Dalam sehari, tiap kelompok bisa menghasilkan 90 butir telur seharga Rp 150.000,-. Pakan ayam menelan biaya Rp 75.000,- per hari. Hasil penjualan harian ini juga masih dikurangi penghitungan untuk mengembalikan modal serta pengeluaran-pengeluaran lain yang berhubungan dengan pemeliharaan kesehatan ayam-ayam. Walaupun dari hari ke hari keuntungannya masih terlihat kecil, namun dengan pengaturan keuangan dan pembukuan yang baik, para peternak sudah bisa memetakan bahwa bisnis mereka ini bisa menjadi bisnis jangka panjang yang menguntungkan.

Kelompok peternak ayam petelur ini pun sebenarnya sudah lebih melek finansial karena mereka juga tergabung dalam kelompok ASKA. Sehingga proses koordinasi dalam kelompok juga berjalan lebih lancar. Keuntungan yang saat ini sudah terkumpul pun ada yang disimpan sebagai tabungan ASKA.
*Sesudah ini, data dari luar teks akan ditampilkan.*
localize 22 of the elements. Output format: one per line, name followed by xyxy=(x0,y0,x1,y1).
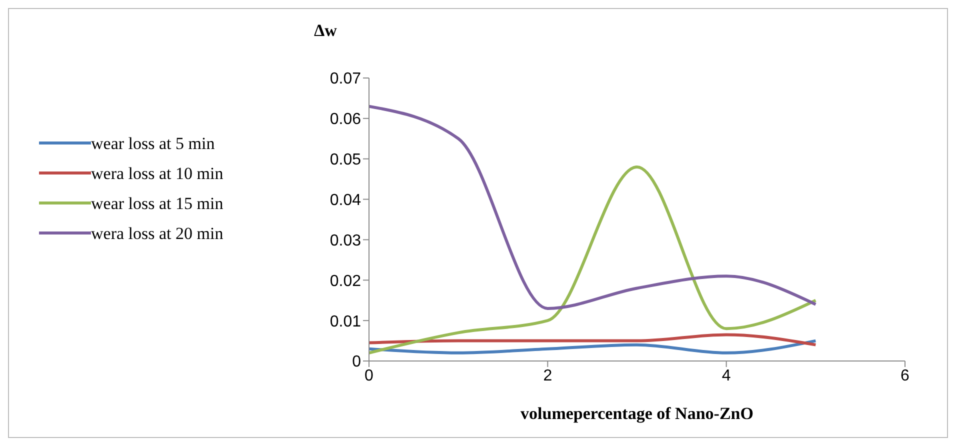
x-axis-title: volumepercentage of Nano-ZnO xyxy=(520,404,754,423)
y-tick-label: 0.04 xyxy=(330,192,362,209)
legend-label: wear loss at 15 min xyxy=(91,193,224,215)
y-tick-label: 0.02 xyxy=(330,272,362,290)
legend-label: wera loss at 10 min xyxy=(91,163,224,185)
y-tick-label: 0.03 xyxy=(330,232,362,250)
y-tick-label: 0.07 xyxy=(330,70,362,88)
y-tick-label: 0 xyxy=(352,354,362,371)
x-tick-label: 4 xyxy=(722,367,731,384)
y-tick-label: 0.01 xyxy=(330,313,362,330)
y-tick-label: 0.05 xyxy=(330,152,362,169)
line-series xyxy=(369,165,818,354)
x-tick-label: 2 xyxy=(543,367,552,384)
legend-label: wera loss at 20 min xyxy=(91,223,224,245)
y-axis-title: Δw xyxy=(314,21,337,41)
y-tick-label: 0.06 xyxy=(330,111,362,128)
x-tick-label: 0 xyxy=(364,367,374,384)
line-series xyxy=(369,333,818,346)
x-tick-label: 6 xyxy=(900,367,910,384)
legend-label: wear loss at 5 min xyxy=(91,133,216,155)
line-series xyxy=(369,339,818,354)
line-series xyxy=(369,104,818,310)
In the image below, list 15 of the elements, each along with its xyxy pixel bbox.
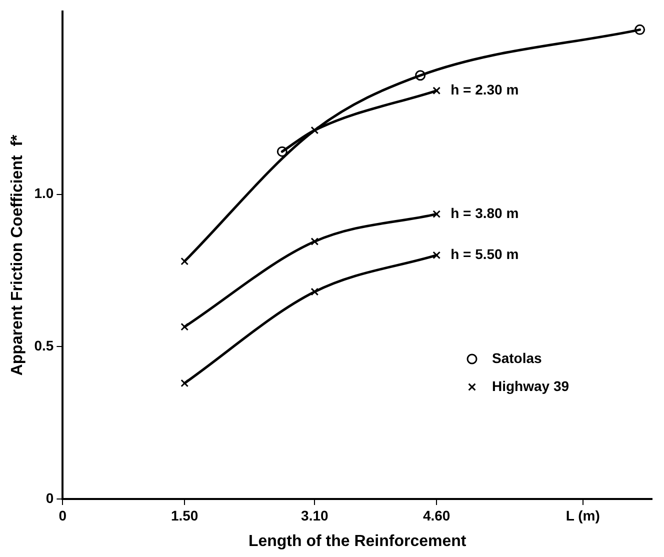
x-tick-label: 1.50 xyxy=(170,507,198,524)
y-tick-label: 0.5 xyxy=(34,337,54,354)
series-label: h = 2.30 m xyxy=(450,81,519,98)
series-label: h = 5.50 m xyxy=(450,246,519,262)
x-tick-label: 3.10 xyxy=(301,507,328,524)
y-tick-label: 0 xyxy=(46,490,54,506)
x-tick-label: 4.60 xyxy=(422,507,450,524)
x-axis-title: Length of the Reinforcement xyxy=(248,532,467,550)
legend-label: Satolas xyxy=(492,350,542,366)
x-tick-label: 0 xyxy=(58,507,67,524)
legend-label: Highway 39 xyxy=(492,378,570,394)
y-axis-title: Apparent Friction Coefficient f* xyxy=(9,134,26,376)
x-tick-label: L (m) xyxy=(566,507,600,524)
series-label: h = 3.80 m xyxy=(450,204,519,221)
y-tick-label: 1.0 xyxy=(34,185,54,202)
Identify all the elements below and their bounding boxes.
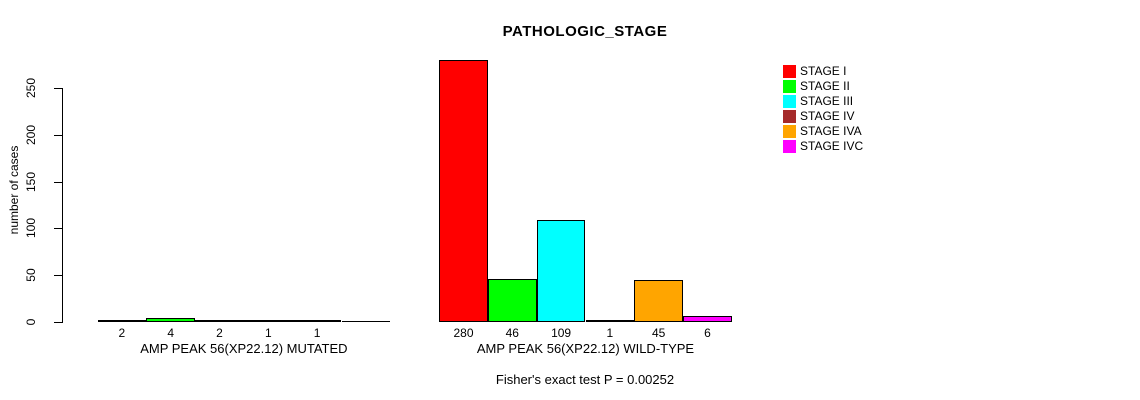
bar-stage-ivc <box>683 316 732 322</box>
y-tick-label: 250 <box>24 77 38 99</box>
bar-count-label: 1 <box>313 326 321 340</box>
chart-title: PATHOLOGIC_STAGE <box>502 23 668 40</box>
bar-stage-iv <box>585 320 635 322</box>
group-label: AMP PEAK 56(XP22.12) WILD-TYPE <box>476 341 695 356</box>
y-tick-mark <box>54 322 62 323</box>
bar-stage-iva <box>634 280 684 322</box>
fisher-test-footnote: Fisher's exact test P = 0.00252 <box>495 372 675 387</box>
bar-count-label: 4 <box>167 326 175 340</box>
legend-item-stage-iii: STAGE III <box>783 94 863 109</box>
legend-label: STAGE IVA <box>800 124 862 138</box>
bar-stage-ii <box>487 279 537 322</box>
legend-swatch-icon <box>783 125 796 138</box>
legend-label: STAGE IV <box>800 109 855 123</box>
y-tick-mark <box>54 181 62 183</box>
y-tick-mark <box>54 275 62 277</box>
bar-count-label: 1 <box>606 326 614 340</box>
bar-stage-iv <box>243 320 293 322</box>
legend: STAGE I STAGE II STAGE III STAGE IV STAGE IV… <box>783 64 863 154</box>
legend-swatch-icon <box>783 95 796 108</box>
legend-label: STAGE II <box>800 79 850 93</box>
bar-stage-ii <box>146 318 196 322</box>
y-tick-label: 50 <box>24 268 38 282</box>
legend-item-stage-ii: STAGE II <box>783 79 863 94</box>
legend-item-stage-iv: STAGE IV <box>783 109 863 124</box>
bar-count-label: 2 <box>118 326 126 340</box>
y-tick-mark <box>54 134 62 136</box>
bar-count-label: 280 <box>453 326 474 340</box>
bar-stage-i <box>439 60 488 322</box>
legend-swatch-icon <box>783 110 796 123</box>
legend-swatch-icon <box>783 65 796 78</box>
legend-swatch-icon <box>783 80 796 93</box>
y-axis-label: number of cases <box>7 145 21 235</box>
bar-stage-ivc-zero <box>341 321 391 322</box>
y-tick-label: 100 <box>24 218 38 239</box>
y-tick-mark <box>54 88 62 89</box>
y-axis-line <box>62 88 63 323</box>
bar-stage-i <box>97 320 147 322</box>
bar-stage-iii <box>536 220 586 322</box>
legend-label: STAGE IVC <box>800 139 864 153</box>
bar-stage-iva <box>292 320 342 322</box>
legend-item-stage-iva: STAGE IVA <box>783 124 863 139</box>
bar-count-label: 1 <box>264 326 272 340</box>
group-label: AMP PEAK 56(XP22.12) MUTATED <box>140 341 348 356</box>
bar-count-label: 46 <box>505 326 519 340</box>
legend-label: STAGE III <box>800 94 854 108</box>
bar-count-label: 6 <box>704 326 711 340</box>
legend-item-stage-i: STAGE I <box>783 64 863 79</box>
bar-count-label: 45 <box>652 326 666 340</box>
bar-count-label: 109 <box>551 326 572 340</box>
legend-item-stage-ivc: STAGE IVC <box>783 139 863 154</box>
y-tick-mark <box>54 228 62 230</box>
y-tick-label: 0 <box>24 318 38 326</box>
y-tick-label: 150 <box>24 171 38 192</box>
bar-stage-iii <box>195 320 244 322</box>
legend-swatch-icon <box>783 140 796 153</box>
y-tick-label: 200 <box>24 124 38 145</box>
bar-count-label: 2 <box>216 326 223 340</box>
legend-label: STAGE I <box>800 64 847 78</box>
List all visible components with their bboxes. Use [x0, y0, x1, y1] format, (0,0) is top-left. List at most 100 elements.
WVI pun telah memastikan kelompok-kelompok ini terhubung dengan penyedia pakan ayam agar akses pakan dapat terjamin, serta dengan harga yang bersahabat. Selain itu, WVI pun melakukan pemetaan pemasaran telur dengan melihat peluang-peluang pasar yang berada di sekitar desa. Hal-hal ini dilakukan agar para peternak telur di Kabupaten Sigi dan Kabupaten Parigi Moutong ini dapat menjadi model bisnis kelompok masyarakat desa yang beruntung dan berhasil.